Bajir a les mains dans les poches et les poches toutes crevées. Il se carresse la peau tout en crachant de la buée l'épaule coincée dans le mur, à l'abris. La silhouette noire et hostile est toujours là, elle rôde. Elle allait de carcasse de voiture en carcasse de voiture. C'est la première de ses quatre peurs présentes.

Une autre peur avait le nom, le goût et l'odeur d'Amelissa Mao. Que faisait-elle dans une église ? Bajir ne l'avait pas vue depuis des années, il l'avait reconnue, l'église était glaciale, ouverte aux quatre vents. Elle parlait. C'était qui cette silhouette ? Pourquoi lui parlait-elle ? Qu'allait-elle donc lui dire losqu'elle l'aurait aperçu ? Et, surtout, saurait-elle seulement l'identifier ?

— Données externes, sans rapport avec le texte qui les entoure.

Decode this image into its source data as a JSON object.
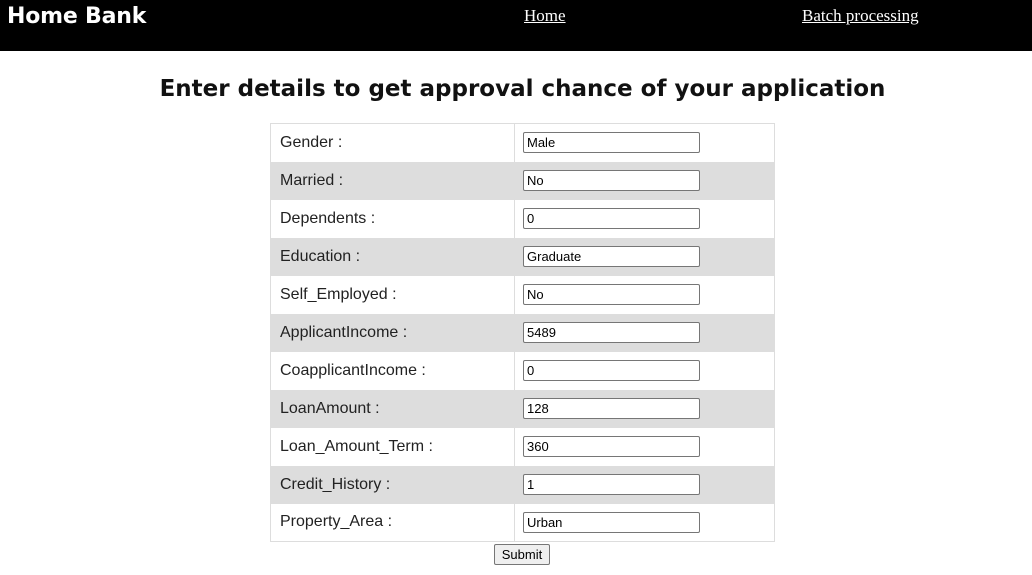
{
  "navbar": {
    "brand": "Home Bank",
    "links": {
      "home": "Home",
      "batch": "Batch processing"
    }
  },
  "page": {
    "title": "Enter details to get approval chance of your application"
  },
  "form": {
    "fields": [
      {
        "label": "Gender :",
        "value": "Male"
      },
      {
        "label": "Married :",
        "value": "No"
      },
      {
        "label": "Dependents :",
        "value": "0"
      },
      {
        "label": "Education :",
        "value": "Graduate"
      },
      {
        "label": "Self_Employed :",
        "value": "No"
      },
      {
        "label": "ApplicantIncome :",
        "value": "5489"
      },
      {
        "label": "CoapplicantIncome :",
        "value": "0"
      },
      {
        "label": "LoanAmount :",
        "value": "128"
      },
      {
        "label": "Loan_Amount_Term :",
        "value": "360"
      },
      {
        "label": "Credit_History :",
        "value": "1"
      },
      {
        "label": "Property_Area :",
        "value": "Urban"
      }
    ],
    "submit_label": "Submit"
  },
  "colors": {
    "navbar_bg": "#000000",
    "row_alt_bg": "#dddddd"
  }
}
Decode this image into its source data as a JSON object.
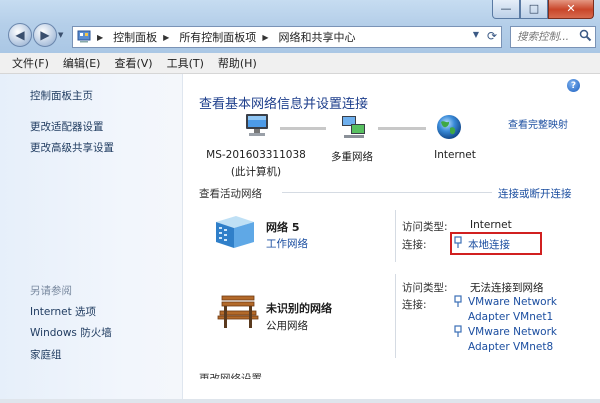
{
  "titlebar": {
    "min_glyph": "—",
    "max_glyph": "□",
    "close_glyph": "✕"
  },
  "address": {
    "crumbs": [
      "控制面板",
      "所有控制面板项",
      "网络和共享中心"
    ]
  },
  "search": {
    "placeholder": "搜索控制..."
  },
  "menu": [
    "文件(F)",
    "编辑(E)",
    "查看(V)",
    "工具(T)",
    "帮助(H)"
  ],
  "sidebar": {
    "home": "控制面板主页",
    "links": [
      "更改适配器设置",
      "更改高级共享设置"
    ],
    "see_also_title": "另请参阅",
    "see_also": [
      "Internet 选项",
      "Windows 防火墙",
      "家庭组"
    ]
  },
  "main": {
    "title": "查看基本网络信息并设置连接",
    "view_map": "查看完整映射",
    "map": {
      "computer_name": "MS-201603311038",
      "computer_sub": "(此计算机)",
      "middle": "多重网络",
      "internet": "Internet"
    },
    "active_title": "查看活动网络",
    "connect_link": "连接或断开连接",
    "networks": [
      {
        "name": "网络  5",
        "type": "工作网络",
        "access_label": "访问类型:",
        "access_value": "Internet",
        "conn_label": "连接:",
        "conn_items": [
          "本地连接"
        ]
      },
      {
        "name": "未识别的网络",
        "type": "公用网络",
        "access_label": "访问类型:",
        "access_value": "无法连接到网络",
        "conn_label": "连接:",
        "conn_items": [
          "VMware Network Adapter VMnet1",
          "VMware Network Adapter VMnet8"
        ],
        "conn_lines": [
          "VMware Network",
          "Adapter VMnet1",
          "VMware Network",
          "Adapter VMnet8"
        ]
      }
    ],
    "cut_heading": "更改网络设置"
  },
  "colors": {
    "link": "#1b4ea0",
    "title": "#1e3f8c",
    "highlight_box": "#d12020"
  }
}
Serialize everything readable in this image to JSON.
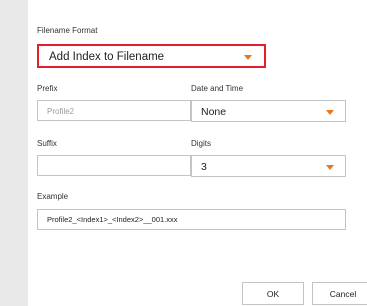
{
  "filename_format": {
    "label": "Filename Format",
    "selected": "Add Index to Filename"
  },
  "prefix": {
    "label": "Prefix",
    "value": "Profile2"
  },
  "date_time": {
    "label": "Date and Time",
    "selected": "None"
  },
  "suffix": {
    "label": "Suffix",
    "value": ""
  },
  "digits": {
    "label": "Digits",
    "selected": "3"
  },
  "example": {
    "label": "Example",
    "value": "Profile2_<Index1>_<Index2>__001.xxx"
  },
  "buttons": {
    "ok": "OK",
    "cancel": "Cancel"
  },
  "colors": {
    "highlight_border": "#e0202a",
    "caret": "#e8761c"
  }
}
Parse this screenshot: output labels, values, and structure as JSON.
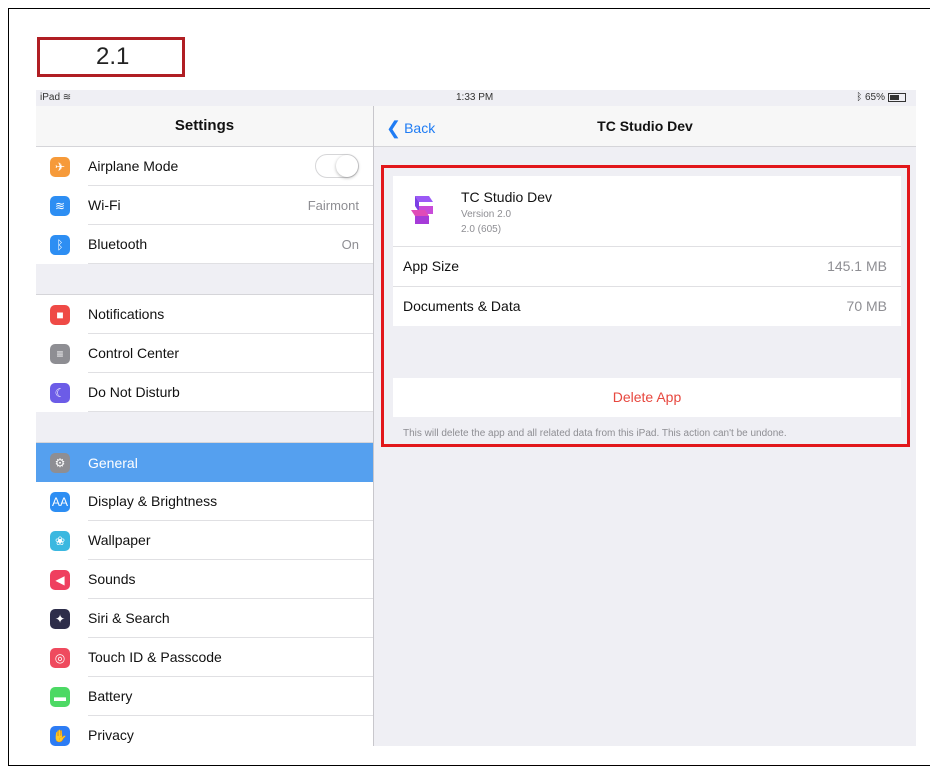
{
  "step_label": "2.1",
  "status_bar": {
    "device": "iPad",
    "time": "1:33 PM",
    "battery": "65%"
  },
  "settings": {
    "title": "Settings",
    "group1": [
      {
        "label": "Airplane Mode",
        "icon": "airplane-icon",
        "color": "#f69a3a",
        "glyph": "✈"
      },
      {
        "label": "Wi-Fi",
        "value": "Fairmont",
        "icon": "wifi-icon",
        "color": "#2d8ef3",
        "glyph": "≋"
      },
      {
        "label": "Bluetooth",
        "value": "On",
        "icon": "bluetooth-icon",
        "color": "#2d8ef3",
        "glyph": "ᛒ"
      }
    ],
    "group2": [
      {
        "label": "Notifications",
        "icon": "notifications-icon",
        "color": "#ef4a46",
        "glyph": "■"
      },
      {
        "label": "Control Center",
        "icon": "control-center-icon",
        "color": "#8e8e93",
        "glyph": "≡"
      },
      {
        "label": "Do Not Disturb",
        "icon": "moon-icon",
        "color": "#6c5ce7",
        "glyph": "☾"
      }
    ],
    "group3": [
      {
        "label": "General",
        "icon": "gear-icon",
        "color": "#8e8e93",
        "glyph": "⚙",
        "selected": true
      },
      {
        "label": "Display & Brightness",
        "icon": "display-icon",
        "color": "#2d8ef3",
        "glyph": "AA"
      },
      {
        "label": "Wallpaper",
        "icon": "wallpaper-icon",
        "color": "#3bb8e0",
        "glyph": "❀"
      },
      {
        "label": "Sounds",
        "icon": "sound-icon",
        "color": "#ef3f5f",
        "glyph": "◀"
      },
      {
        "label": "Siri & Search",
        "icon": "siri-icon",
        "color": "#2e2e4a",
        "glyph": "✦"
      },
      {
        "label": "Touch ID & Passcode",
        "icon": "fingerprint-icon",
        "color": "#ef4a5e",
        "glyph": "◎"
      },
      {
        "label": "Battery",
        "icon": "battery-icon",
        "color": "#4cd964",
        "glyph": "▬"
      },
      {
        "label": "Privacy",
        "icon": "hand-icon",
        "color": "#2d7cf4",
        "glyph": "✋"
      }
    ]
  },
  "detail": {
    "back_label": "Back",
    "title": "TC Studio Dev",
    "app_name": "TC Studio Dev",
    "version": "Version 2.0",
    "build": "2.0 (605)",
    "app_size_label": "App Size",
    "app_size_value": "145.1 MB",
    "docs_label": "Documents & Data",
    "docs_value": "70 MB",
    "delete_label": "Delete App",
    "note": "This will delete the app and all related data from this iPad. This action can't be undone."
  }
}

Maarko n'aimait pas les églises. Il n'était pas croyant. Il était contre toute forme d'aliénation mentale. Par exemple, il était contre la folie. Il était pour une sorte de méditation sélective, se souvient Bajir, dont il ne m'a jamais transmis ni les arcanes ni les secrets. Peu après le départ (le départ, pensa Bajir, ou, je ne sais pas moi, la disparition ?) de ce garçon ou de cet homme, pense Bajir, qu'on appelle Ruibé, Maarko s'est interrogé sur le sens de la vie et l'opacité des perspectives humaines. Il s'arrêtait d'un coup sec en plein milieu d'une phrase pour dire, ému : peut-être que Ruibé n'existe plus, là, maintenant. Tout était dans ces quatre syllabes. Les mots n'étaient plus des mots mais des rythmes. Maarko disait :

- Mets-toi de profil.

Et Bajir se mettait de profil. Maarko le visait avec ses balles de peinture. Il voulait l'atteindre à l'épaule. Il voulait l'acromion. Il voulait le relief et les os. Il voulait quelque chose qu'il ne savait pas nommer, et, lorsqu'il manquait son coup (le cou le plus souvent, parfois la nuque, parfois la tempe ou la mâchoire, et alors la douleur lancerait Bajir pendant des jours et il serait hors de question de s'en plaindre lorsque la mère de Soch'é lui passerait de la crème sur la peau pour faire virer les bleus du bleu au jaune, du jaune au mauve et, enfin, du mauve à la couleur vierge des chairs), il ouvrait de grands yeux blancs humectés de son sang, des pupilles maladroites. Il finissait par dire :

- L'élastane ça te tient chaud mais ça ne protège de rien, là, maintenant. Et ça ne se mange pas quand tu as faim, santa madre di Dio...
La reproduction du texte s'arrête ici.